Rather than perform a question and answer interview, the BBC’s Audrey Brown gave Donald Deya the opportunity to speak at length about the ICC and its involvement in Africa.

Deya used the adage that “in former years, the universal aim was to steal Africans from Africa. Today the determination of Europe is to steal Africa from Africans,” and argued for the jurisdiction of the African Union’s own court, the African Court of Justice and Human Rights, to involve international issues. According to Deya, this “will change the game” in how serious crimes within Africa are dealt with.

When asked what would make the AU Court deliver a better quality of justice than the ICC, Deya responded that there was scope for both bodies to work together. “After all,” he observed, “the only time one should forsake all others is in a committed monogamous relationship.”

Is Africa “on trial”?

The final panel session was chaired by Justice Sophia Akuffo. The panelists were Courtenay Griffiths QC who defended Charles Taylor in his trial; Elisabeth Evenson; Prof. Julius Nyang’oro, former chair and professor of African and Afro-American Studies, University of North Carolina, USA; and Dr. David Hoile.

Justice Akuffo asked the panelists if they thought Africa was on trial?

Courtenay Griffiths’ answer was clear. “Yes it is. I was a newcomer in 2005, but now I ask myself what is the real dynamic behind the ICC? Is it a correlation between Western economic interests and the use of international law for oil economics? This seems to be the substructure. A clear example of this is the ICC getting rid of so-called difficult political targets and prosecutions.”

Griffiths suggested that the ICC was a victim of Western bias.

Justice Akuffo then asked Evenson to advocate an international justice system. She stated that the biggest obstacle was the landscape the ICC was standing on – an uneven ground. She believed that the application of justice had been far too selective and that harsh criticism of the ICC had arisen because the Court had a wider reach.

However she raised an important point by asking if 10 years was enough time to truly assess the ICC. She acknowledged that there was anger against the ICC, but the blame should not just be put on the ICC as some cases were beyond the reach of the Court’s jurisdiction.
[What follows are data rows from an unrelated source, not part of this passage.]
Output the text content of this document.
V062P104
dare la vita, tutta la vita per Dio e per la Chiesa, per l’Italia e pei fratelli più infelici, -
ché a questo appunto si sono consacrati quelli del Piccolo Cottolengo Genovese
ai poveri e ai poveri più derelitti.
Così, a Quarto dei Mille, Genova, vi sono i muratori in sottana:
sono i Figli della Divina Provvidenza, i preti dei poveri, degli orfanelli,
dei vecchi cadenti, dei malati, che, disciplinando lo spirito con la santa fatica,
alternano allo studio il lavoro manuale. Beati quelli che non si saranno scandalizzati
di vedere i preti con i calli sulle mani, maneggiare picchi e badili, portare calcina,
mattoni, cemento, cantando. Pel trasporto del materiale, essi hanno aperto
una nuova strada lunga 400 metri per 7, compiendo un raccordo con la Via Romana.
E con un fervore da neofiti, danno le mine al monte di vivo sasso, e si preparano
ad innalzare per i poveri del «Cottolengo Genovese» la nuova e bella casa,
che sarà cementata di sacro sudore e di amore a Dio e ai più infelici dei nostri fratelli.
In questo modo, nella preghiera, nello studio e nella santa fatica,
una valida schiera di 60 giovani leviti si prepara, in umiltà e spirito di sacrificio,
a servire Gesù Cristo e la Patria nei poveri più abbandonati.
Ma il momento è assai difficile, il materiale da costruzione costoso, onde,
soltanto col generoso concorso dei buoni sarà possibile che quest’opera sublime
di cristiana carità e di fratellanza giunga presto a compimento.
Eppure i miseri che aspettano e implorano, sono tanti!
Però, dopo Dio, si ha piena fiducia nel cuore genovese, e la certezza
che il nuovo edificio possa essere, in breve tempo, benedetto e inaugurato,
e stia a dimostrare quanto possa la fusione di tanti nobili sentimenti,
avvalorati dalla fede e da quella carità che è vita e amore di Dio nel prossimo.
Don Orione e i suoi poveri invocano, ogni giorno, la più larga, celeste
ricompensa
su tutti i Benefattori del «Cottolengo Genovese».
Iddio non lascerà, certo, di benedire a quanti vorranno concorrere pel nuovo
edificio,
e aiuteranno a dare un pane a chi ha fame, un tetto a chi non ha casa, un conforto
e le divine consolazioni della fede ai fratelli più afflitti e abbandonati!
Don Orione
Evenson was then asked if the non-ratification of the ICC statute by some members of the UN Security Council undermined the credibility of the Court. “No”, she said, but accepted that the ICC was on trial in Africa.

“The next prosecutor will need to do better,” Evenson advised. “All of this will need a long-term effort. Double standards won’t be easy to dismantle.”
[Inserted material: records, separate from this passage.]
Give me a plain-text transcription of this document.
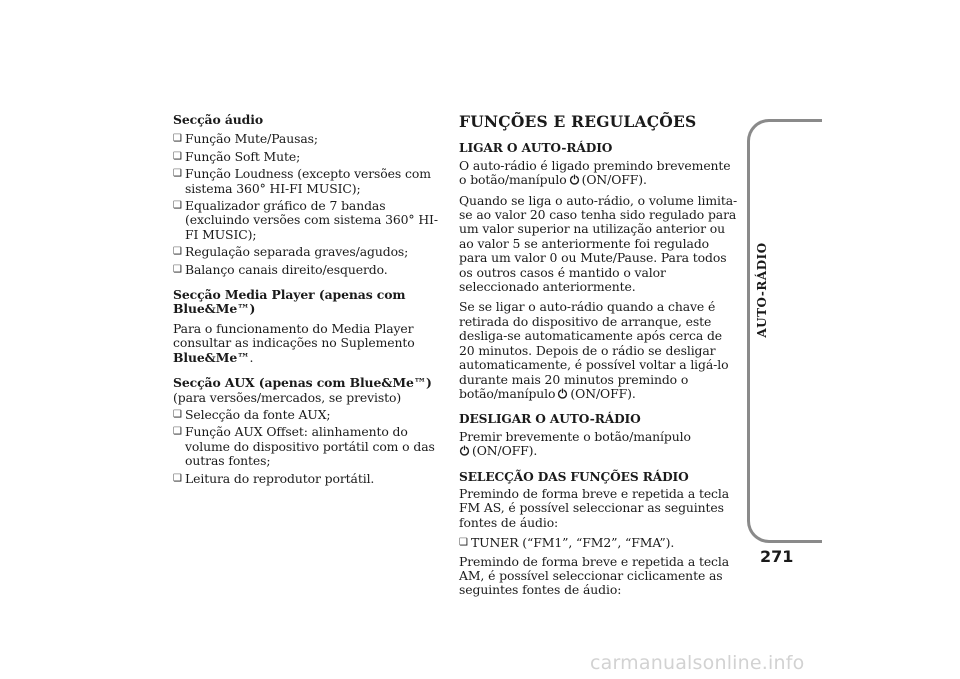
Secção áudio

❑ Função Mute/Pausas;

❑ Função Soft Mute;

❑ Função Loudness (excepto versões com sistema 360° HI-FI MUSIC);

❑ Equalizador gráfico de 7 bandas (excluindo versões com sistema 360° HI-FI MUSIC);

❑ Regulação separada graves/agudos;

❑ Balanço canais direito/esquerdo.

Secção Media Player (apenas com Blue&Me™)

Para o funcionamento do Media Player consultar as indicações no Suplemento Blue&Me™.

Secção AUX (apenas com Blue&Me™)

(para versões/mercados, se previsto)

❑ Selecção da fonte AUX;

❑ Função AUX Offset: alinhamento do volume do dispositivo portátil com o das outras fontes;

❑ Leitura do reprodutor portátil.

FUNÇÕES E REGULAÇÕES

LIGAR O AUTO-RÁDIO

O auto-rádio é ligado premindo brevemente o botão/manípulo (ON/OFF).

Quando se liga o auto-rádio, o volume limita-se ao valor 20 caso tenha sido regulado para um valor superior na utilização anterior ou ao valor 5 se anteriormente foi regulado para um valor 0 ou Mute/Pause. Para todos os outros casos é mantido o valor seleccionado anteriormente.

Se se ligar o auto-rádio quando a chave é retirada do dispositivo de arranque, este desliga-se automaticamente após cerca de 20 minutos. Depois de o rádio se desligar automaticamente, é possível voltar a ligá-lo durante mais 20 minutos premindo o botão/manípulo (ON/OFF).

DESLIGAR O AUTO-RÁDIO

Premir brevemente o botão/manípulo

(ON/OFF).

SELECÇÃO DAS FUNÇÕES RÁDIO

Premindo de forma breve e repetida a tecla FM AS, é possível seleccionar as seguintes fontes de áudio:

❑ TUNER (“FM1”, “FM2”, “FMA”).

Premindo de forma breve e repetida a tecla AM, é possível seleccionar ciclicamente as seguintes fontes de áudio:

AUTO-RÁDIO
271
carmanualsonline.info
Prof. Julius Nyang’oro argued that Africa may be on trial, but so was the ICC.  He questioned why African nations had been so quick to adopt the ICC. Perhaps the “terrible mess” in Sudan, Angola, Sierra Leone, and Liberia, he suggested, had led many African nations to sign up to a series of deals without proper consultation.
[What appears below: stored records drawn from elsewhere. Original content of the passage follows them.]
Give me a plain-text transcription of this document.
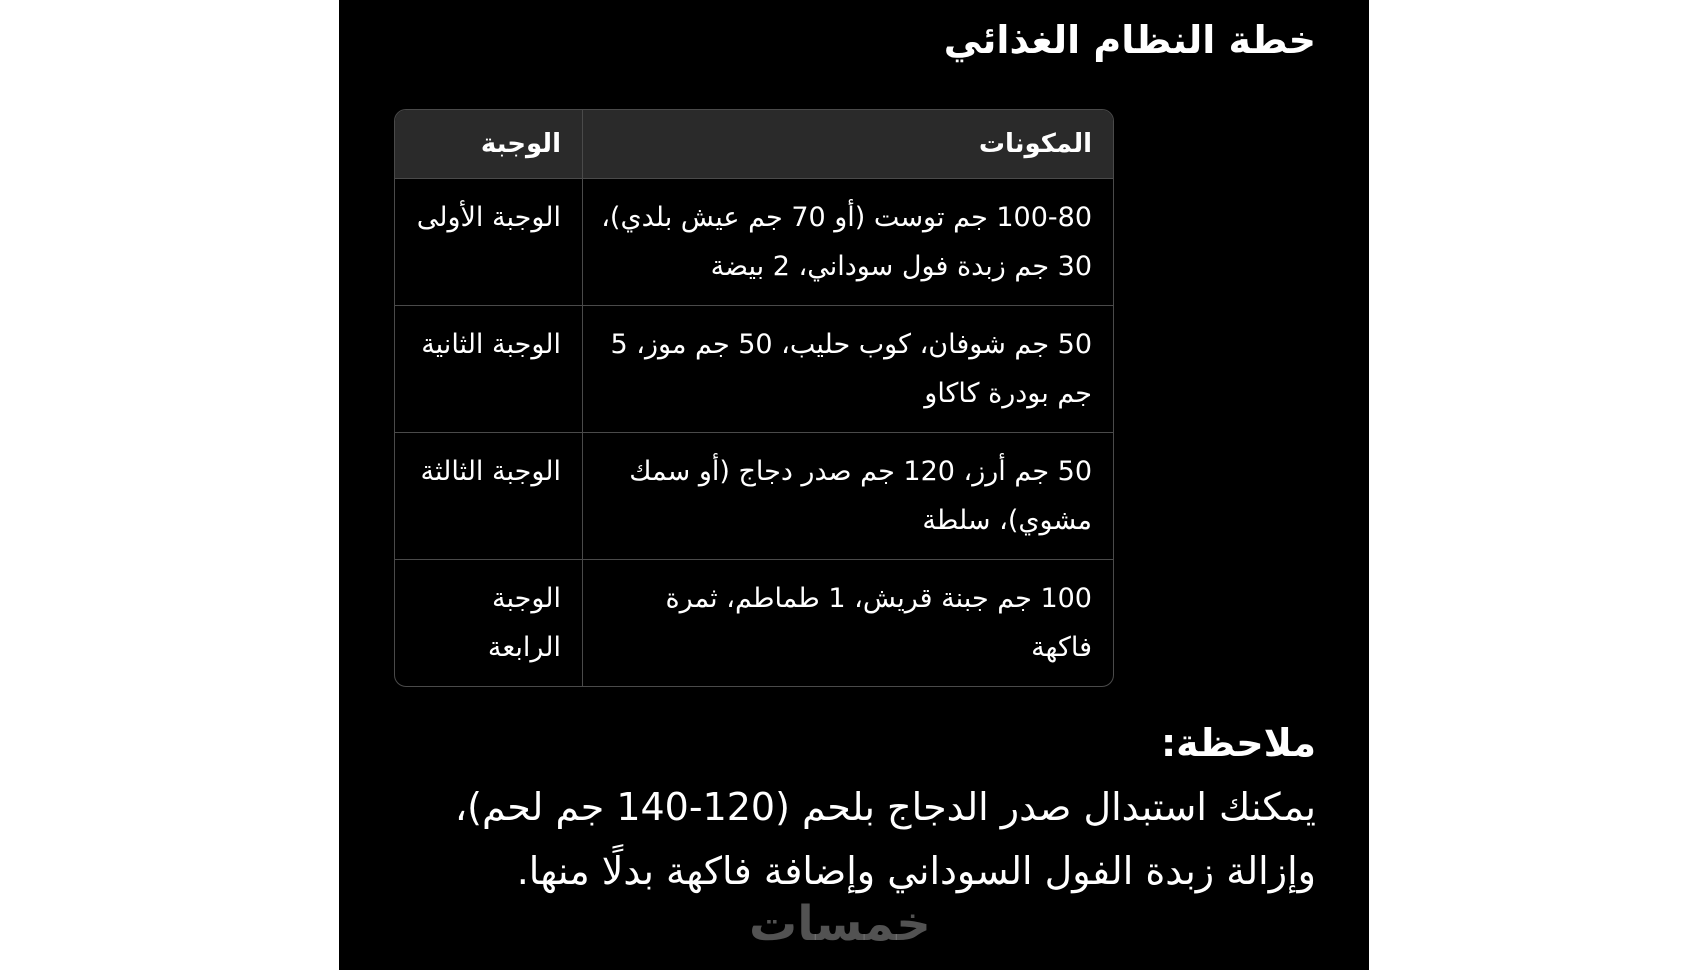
خطة النظام الغذائي
المكونات	الوجبة
100-80 جم توست (أو 70 جم عيش بلدي)، 30 جم زبدة فول سوداني، 2 بيضة	الوجبة الأولى
50 جم شوفان، كوب حليب، 50 جم موز، 5 جم بودرة كاكاو	الوجبة الثانية
50 جم أرز، 120 جم صدر دجاج (أو سمك مشوي)، سلطة	الوجبة الثالثة
100 جم جبنة قريش، 1 طماطم، ثمرة فاكهة	الوجبة الرابعة
ملاحظة:

يمكنك استبدال صدر الدجاج بلحم (120-140 جم لحم)، وإزالة زبدة الفول السوداني وإضافة فاكهة بدلًا منها.

خمسات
Prof Nyang’oro was clear in his mind: “We have been victims of our own intellectual laziness, allowing us to be railroaded into the ICC as judicial enforcers of Africa”, was how he put it.

Hoile argued that it was not just the ICC focus on Africa but also the nature of the focus that was of particular concern. He drew a comparison between the IRA conflict in the UK and Darfur in Sudan to buttress his point.

To him, a lot of countries in Africa have been forced to put justice before peace, and that “there is no doubt there is a perception that the ICC is being used as an instrument of judicial intervention to keep Africa off balance.  And there is no doubt that there are benefits accrue to certain Western states for doing that.”